Support for new civil-rights laws has increased among African-Americans since the George Zimmerman verdict, according to a new Gallup Poll.
In the poll, 61 percent of African-Americans surveyed said new laws were necessary to reduce discrimination against blacks, with 38 percent opposing such legislation.
When Gallup polled African-Americans on the same question in a June-July survey, 53 percent of respondents favored such laws, while 45 percent were in opposition. Between the two surveys lies the July 13 not-guilty verdict for Zimmerman, who was acquitted of second-degree murder charges in the death of 17-year-old Trayvon Martin.

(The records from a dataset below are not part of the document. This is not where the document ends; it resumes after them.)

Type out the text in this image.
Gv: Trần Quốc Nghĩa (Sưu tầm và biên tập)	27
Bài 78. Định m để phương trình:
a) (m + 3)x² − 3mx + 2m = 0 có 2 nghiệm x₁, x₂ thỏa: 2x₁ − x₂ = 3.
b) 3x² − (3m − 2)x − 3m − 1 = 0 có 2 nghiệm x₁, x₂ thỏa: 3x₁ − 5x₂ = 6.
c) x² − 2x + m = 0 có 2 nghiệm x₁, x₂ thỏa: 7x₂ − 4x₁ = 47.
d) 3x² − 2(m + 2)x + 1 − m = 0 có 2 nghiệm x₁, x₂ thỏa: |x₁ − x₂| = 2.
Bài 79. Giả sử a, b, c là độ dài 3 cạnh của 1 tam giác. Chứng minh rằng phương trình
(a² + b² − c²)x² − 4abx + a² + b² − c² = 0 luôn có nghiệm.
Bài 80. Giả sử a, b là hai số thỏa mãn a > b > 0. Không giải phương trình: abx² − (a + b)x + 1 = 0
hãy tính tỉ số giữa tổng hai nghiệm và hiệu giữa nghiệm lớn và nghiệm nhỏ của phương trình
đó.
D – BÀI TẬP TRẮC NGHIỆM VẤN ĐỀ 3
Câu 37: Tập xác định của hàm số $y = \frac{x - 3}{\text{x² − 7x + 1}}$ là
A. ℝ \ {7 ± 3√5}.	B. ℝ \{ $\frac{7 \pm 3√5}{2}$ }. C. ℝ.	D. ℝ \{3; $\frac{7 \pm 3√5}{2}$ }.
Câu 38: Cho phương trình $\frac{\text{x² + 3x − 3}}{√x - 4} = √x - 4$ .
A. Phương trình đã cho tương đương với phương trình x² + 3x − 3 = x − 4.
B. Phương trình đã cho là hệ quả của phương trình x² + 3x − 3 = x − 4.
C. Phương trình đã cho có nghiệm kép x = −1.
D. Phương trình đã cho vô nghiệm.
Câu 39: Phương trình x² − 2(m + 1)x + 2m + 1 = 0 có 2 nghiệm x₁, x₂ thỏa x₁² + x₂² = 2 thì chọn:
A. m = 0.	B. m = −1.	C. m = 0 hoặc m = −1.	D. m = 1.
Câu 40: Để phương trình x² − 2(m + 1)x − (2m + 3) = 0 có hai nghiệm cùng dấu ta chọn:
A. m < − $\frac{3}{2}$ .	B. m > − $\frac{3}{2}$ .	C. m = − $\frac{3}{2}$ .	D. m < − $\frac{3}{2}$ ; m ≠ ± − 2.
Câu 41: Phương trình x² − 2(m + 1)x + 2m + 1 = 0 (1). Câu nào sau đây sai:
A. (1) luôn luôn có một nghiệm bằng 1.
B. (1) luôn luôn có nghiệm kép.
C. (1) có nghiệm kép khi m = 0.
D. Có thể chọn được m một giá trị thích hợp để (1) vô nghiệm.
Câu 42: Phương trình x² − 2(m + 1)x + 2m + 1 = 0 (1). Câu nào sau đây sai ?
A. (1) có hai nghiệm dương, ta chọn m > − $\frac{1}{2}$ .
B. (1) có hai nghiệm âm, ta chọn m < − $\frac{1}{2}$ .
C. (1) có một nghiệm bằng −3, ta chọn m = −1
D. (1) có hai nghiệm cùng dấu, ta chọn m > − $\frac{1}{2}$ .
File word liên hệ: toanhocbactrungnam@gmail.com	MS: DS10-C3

Gallup's August update polled only African-Americans, but the June-July poll revealed a massive racial gap in support for new civil-rights laws to fight anti-black discrimination. In that survey, African-American respondents were more than three times likely than whites—53 percent to 17 percent—to support new legislation.
Many observers said racial bias played a role in the decision by Zimmerman, a nonwhite Hispanic, to confront Martin, an African-American, while Martin walked home through a Florida neighborhood in 2012. Others, however, have accused the media of injecting race into the debate to bolster a policy agenda.
Overall, 27 percent of adults polled supported new legislation, as did 46 percent of Hispanics.
The August survey, based on a sample of 1,000 non-Hispanic African-Americans, had a margin for error of 5 percentage points. The June-July poll of the general public had a margin for error of 3 percentage points.